Testing the Just Roll On It in the MRT lab at Bakery Square 

What is unique about Just Roll On It is that it is a pedal extension for the trash can opening mechanism, which allows the client to use the casters of his wheelchair to open the trash can. Just Roll On It works with any size caster. To allow the can to open from any angle, there are hinges welded to pieces of sheet metal attaching them to the center piece of Just Roll On It. An additional advantage is that it can be used not just for somebody in a wheelchair, but other people with or without disabilities. 

Future Plans 

I presented Just Roll On It during the student design competition at the Rehabilitation Engineering and Assistive Technology Society of North America (RESNA) conference. It did generate some interest from participants and Mr. Hargroder does have the device in use at his home. While the device is not being designed for commercial use, the process of designing it gave me an opportunity to gain first-hand experience working with a client, the development of a prototype, testing of a prototype and revision of the design to best meet the needs of the client, all while working remotely in the online MRT program. Having the ability to present this to a national audience and to receive their feedback will serve me well in my future.  
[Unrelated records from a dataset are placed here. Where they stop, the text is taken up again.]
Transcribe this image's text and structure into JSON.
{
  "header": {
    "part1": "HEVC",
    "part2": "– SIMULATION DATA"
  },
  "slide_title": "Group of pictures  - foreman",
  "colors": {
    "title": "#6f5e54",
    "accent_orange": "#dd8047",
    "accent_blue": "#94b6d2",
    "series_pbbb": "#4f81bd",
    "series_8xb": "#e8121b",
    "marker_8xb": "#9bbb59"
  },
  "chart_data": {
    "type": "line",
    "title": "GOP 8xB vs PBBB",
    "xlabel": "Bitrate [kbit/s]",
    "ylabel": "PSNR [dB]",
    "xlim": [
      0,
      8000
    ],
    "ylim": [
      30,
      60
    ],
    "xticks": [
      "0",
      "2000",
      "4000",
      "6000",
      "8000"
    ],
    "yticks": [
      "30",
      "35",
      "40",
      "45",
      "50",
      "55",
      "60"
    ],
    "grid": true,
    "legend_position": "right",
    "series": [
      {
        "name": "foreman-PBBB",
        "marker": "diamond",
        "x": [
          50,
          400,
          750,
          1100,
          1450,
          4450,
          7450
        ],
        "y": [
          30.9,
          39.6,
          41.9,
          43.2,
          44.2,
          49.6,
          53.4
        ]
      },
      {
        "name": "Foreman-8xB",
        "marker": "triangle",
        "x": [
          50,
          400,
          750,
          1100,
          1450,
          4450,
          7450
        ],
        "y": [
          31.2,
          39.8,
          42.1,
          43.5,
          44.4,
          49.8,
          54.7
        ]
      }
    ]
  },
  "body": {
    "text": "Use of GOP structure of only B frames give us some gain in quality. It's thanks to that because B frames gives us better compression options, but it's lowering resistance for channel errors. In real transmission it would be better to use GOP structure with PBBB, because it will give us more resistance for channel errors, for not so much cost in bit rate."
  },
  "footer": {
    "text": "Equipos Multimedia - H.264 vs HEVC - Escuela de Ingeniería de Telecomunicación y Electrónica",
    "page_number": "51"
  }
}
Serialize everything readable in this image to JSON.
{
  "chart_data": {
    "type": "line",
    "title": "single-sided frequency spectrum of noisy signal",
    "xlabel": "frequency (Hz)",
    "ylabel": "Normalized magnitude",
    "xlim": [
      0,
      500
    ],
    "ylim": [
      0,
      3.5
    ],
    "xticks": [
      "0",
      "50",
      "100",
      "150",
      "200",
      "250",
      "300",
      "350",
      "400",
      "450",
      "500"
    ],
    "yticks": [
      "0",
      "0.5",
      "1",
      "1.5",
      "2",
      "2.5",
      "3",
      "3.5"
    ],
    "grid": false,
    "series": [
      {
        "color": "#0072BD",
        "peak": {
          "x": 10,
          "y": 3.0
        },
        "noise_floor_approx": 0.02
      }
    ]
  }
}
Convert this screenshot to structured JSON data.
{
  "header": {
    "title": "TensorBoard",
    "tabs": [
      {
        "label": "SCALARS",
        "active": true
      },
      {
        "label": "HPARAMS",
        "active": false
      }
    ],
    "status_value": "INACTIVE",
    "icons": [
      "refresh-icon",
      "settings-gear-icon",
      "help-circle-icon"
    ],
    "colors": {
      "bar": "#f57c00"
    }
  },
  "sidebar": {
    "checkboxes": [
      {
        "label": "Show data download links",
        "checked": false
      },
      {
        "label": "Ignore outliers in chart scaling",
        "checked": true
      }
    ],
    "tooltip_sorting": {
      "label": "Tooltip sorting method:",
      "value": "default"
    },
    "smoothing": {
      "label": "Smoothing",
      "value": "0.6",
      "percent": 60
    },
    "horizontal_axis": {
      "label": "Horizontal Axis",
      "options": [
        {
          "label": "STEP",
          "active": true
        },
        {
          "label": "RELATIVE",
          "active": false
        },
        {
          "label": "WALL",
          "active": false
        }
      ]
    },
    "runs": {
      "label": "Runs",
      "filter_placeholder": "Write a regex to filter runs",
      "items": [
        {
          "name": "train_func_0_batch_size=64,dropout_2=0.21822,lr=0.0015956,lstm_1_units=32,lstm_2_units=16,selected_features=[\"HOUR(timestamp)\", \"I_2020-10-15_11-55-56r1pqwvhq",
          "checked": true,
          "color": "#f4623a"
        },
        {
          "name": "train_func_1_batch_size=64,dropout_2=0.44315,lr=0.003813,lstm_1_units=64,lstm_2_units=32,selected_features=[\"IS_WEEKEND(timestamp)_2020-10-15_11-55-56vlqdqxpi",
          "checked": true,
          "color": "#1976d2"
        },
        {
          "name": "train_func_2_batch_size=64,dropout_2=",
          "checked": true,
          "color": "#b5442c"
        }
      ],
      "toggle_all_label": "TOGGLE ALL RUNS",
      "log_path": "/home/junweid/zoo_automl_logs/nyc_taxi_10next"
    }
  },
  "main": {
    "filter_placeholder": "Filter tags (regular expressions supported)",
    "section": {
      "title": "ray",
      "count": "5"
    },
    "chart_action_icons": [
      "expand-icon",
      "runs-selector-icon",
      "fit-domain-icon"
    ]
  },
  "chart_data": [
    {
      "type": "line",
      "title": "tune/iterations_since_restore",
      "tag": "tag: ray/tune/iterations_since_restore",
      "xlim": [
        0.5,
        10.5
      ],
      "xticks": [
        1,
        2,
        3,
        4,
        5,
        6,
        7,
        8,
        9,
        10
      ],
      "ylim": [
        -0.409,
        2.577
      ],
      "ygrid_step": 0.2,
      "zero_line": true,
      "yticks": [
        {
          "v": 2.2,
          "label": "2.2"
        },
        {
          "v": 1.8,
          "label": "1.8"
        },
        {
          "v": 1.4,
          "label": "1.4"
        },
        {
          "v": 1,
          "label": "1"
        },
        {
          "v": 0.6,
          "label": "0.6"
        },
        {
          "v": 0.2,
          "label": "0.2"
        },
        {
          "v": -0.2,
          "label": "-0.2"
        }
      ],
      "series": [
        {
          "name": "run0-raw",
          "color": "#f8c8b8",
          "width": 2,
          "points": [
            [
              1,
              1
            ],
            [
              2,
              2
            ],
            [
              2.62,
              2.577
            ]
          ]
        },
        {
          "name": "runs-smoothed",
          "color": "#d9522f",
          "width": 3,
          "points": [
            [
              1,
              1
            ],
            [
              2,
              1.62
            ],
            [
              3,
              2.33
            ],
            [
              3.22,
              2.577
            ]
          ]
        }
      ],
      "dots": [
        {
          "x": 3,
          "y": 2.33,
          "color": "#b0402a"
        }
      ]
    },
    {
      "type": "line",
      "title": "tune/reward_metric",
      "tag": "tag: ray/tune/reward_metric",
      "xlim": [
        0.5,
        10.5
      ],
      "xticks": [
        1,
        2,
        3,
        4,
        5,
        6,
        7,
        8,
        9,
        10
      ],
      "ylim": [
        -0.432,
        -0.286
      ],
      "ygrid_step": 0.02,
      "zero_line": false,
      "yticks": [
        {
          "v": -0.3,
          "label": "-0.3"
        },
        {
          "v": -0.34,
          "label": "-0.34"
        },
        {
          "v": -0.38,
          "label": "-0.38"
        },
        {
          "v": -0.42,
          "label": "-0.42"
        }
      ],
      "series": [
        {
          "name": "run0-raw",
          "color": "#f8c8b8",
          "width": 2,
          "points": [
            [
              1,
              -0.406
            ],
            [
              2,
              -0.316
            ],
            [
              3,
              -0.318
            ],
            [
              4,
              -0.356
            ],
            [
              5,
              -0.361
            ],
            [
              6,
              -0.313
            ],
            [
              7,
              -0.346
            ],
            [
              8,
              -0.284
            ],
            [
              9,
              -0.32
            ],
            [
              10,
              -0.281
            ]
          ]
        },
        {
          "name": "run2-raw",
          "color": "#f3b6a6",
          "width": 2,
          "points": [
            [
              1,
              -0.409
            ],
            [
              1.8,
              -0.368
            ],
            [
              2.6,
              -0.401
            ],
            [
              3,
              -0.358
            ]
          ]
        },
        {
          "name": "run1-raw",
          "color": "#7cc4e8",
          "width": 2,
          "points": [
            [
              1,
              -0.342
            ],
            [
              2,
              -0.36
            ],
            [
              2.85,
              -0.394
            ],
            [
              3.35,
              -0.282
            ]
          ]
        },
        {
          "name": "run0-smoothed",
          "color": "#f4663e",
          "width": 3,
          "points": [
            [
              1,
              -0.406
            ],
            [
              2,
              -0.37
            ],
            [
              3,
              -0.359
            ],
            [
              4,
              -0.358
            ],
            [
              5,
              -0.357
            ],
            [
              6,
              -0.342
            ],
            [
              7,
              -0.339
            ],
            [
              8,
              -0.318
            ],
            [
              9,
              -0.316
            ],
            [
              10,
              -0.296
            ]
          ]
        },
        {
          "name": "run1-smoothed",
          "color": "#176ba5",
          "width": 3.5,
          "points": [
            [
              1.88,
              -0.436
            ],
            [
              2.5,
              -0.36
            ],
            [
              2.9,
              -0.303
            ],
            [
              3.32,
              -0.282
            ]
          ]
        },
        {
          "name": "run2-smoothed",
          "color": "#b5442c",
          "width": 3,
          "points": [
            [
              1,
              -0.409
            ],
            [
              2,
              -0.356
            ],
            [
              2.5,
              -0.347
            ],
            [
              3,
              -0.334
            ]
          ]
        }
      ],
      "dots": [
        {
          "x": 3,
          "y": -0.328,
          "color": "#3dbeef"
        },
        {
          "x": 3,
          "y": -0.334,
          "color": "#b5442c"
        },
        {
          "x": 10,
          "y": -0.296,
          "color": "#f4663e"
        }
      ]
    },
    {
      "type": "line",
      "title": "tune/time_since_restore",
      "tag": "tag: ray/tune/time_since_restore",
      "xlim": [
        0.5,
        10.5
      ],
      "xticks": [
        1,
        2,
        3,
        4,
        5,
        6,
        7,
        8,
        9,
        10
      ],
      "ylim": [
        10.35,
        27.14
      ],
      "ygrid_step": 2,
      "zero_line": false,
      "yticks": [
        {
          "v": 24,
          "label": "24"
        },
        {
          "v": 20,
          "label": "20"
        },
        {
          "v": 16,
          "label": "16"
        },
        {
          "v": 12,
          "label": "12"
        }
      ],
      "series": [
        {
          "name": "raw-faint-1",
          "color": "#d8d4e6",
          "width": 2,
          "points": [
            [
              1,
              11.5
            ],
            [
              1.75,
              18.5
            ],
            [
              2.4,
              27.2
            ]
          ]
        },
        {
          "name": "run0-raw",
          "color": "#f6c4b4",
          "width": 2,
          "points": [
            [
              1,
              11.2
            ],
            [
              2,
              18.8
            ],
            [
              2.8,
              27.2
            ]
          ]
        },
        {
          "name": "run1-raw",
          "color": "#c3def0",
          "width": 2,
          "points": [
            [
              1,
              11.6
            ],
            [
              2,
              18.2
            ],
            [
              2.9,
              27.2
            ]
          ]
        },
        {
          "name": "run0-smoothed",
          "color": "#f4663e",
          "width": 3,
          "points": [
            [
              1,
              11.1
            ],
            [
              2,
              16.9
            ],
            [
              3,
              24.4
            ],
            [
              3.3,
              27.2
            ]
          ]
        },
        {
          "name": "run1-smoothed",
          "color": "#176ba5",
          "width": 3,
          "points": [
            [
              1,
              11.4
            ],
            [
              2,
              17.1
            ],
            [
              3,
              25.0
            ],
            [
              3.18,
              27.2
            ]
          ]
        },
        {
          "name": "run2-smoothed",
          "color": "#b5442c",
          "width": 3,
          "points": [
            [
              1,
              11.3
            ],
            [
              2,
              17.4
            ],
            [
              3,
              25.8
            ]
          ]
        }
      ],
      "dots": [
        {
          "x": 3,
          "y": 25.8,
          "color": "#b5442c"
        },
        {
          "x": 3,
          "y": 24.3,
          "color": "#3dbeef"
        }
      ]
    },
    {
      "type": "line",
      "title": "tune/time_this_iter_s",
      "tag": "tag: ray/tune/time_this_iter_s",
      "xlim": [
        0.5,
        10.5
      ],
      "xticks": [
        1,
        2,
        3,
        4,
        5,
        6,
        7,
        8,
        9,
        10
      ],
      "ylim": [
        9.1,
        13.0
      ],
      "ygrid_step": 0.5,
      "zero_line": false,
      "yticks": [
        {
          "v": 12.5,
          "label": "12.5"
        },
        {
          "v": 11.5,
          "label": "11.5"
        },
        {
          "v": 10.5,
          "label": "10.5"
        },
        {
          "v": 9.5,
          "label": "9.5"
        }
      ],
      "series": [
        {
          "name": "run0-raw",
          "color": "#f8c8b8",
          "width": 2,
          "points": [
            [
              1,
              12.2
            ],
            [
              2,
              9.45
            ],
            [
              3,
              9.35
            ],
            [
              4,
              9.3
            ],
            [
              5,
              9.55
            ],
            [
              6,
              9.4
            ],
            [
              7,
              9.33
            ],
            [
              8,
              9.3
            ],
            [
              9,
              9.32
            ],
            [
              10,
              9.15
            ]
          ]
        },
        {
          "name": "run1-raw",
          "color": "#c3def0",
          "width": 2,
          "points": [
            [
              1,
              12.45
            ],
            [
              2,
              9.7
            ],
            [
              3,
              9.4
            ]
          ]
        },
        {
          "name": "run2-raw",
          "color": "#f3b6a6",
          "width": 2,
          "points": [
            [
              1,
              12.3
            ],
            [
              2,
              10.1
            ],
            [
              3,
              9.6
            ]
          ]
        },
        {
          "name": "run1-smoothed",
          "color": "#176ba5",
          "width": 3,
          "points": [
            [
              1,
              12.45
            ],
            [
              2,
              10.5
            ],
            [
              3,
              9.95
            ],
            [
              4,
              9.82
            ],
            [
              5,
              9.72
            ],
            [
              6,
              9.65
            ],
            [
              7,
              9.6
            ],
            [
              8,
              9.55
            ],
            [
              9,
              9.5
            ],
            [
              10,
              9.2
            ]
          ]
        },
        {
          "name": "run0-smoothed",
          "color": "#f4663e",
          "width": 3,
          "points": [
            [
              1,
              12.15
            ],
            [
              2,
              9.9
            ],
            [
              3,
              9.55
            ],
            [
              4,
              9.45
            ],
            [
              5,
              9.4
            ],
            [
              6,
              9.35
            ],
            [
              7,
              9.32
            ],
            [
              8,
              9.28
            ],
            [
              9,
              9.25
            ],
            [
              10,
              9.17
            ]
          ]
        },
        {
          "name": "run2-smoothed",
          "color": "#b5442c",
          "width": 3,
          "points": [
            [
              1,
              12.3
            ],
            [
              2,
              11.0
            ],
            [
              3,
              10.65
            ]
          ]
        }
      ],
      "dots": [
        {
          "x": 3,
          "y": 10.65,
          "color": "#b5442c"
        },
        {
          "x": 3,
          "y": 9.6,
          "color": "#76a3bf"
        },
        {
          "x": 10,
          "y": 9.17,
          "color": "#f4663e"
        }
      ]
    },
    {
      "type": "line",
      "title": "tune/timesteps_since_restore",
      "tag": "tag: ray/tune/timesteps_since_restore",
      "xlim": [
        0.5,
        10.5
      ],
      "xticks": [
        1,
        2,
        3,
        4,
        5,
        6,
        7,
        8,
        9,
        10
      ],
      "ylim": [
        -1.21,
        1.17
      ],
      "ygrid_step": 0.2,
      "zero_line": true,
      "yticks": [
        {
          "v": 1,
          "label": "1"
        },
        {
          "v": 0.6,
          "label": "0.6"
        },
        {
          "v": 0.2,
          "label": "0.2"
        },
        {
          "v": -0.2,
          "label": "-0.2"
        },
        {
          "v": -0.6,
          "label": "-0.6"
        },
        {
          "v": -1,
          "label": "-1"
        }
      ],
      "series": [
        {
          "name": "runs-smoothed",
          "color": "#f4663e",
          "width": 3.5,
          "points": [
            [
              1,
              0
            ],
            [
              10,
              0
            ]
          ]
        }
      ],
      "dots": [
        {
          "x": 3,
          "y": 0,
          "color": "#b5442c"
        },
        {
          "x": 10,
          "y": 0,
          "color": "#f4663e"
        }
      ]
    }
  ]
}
I plan to graduate in April 2024, earn my assistive technology professional (ATP) certification and seek employment as an ATP either with the VA Health System or the UPMC Center for Assistive Technology.  

The MRT program is providing me with the knowledge, skills and abilities that will allow me to be employable as an assistive technology professional. It is an excellent combination of classroom and hands on experiences, including the opportunity to present nationally that has allowed me to grow.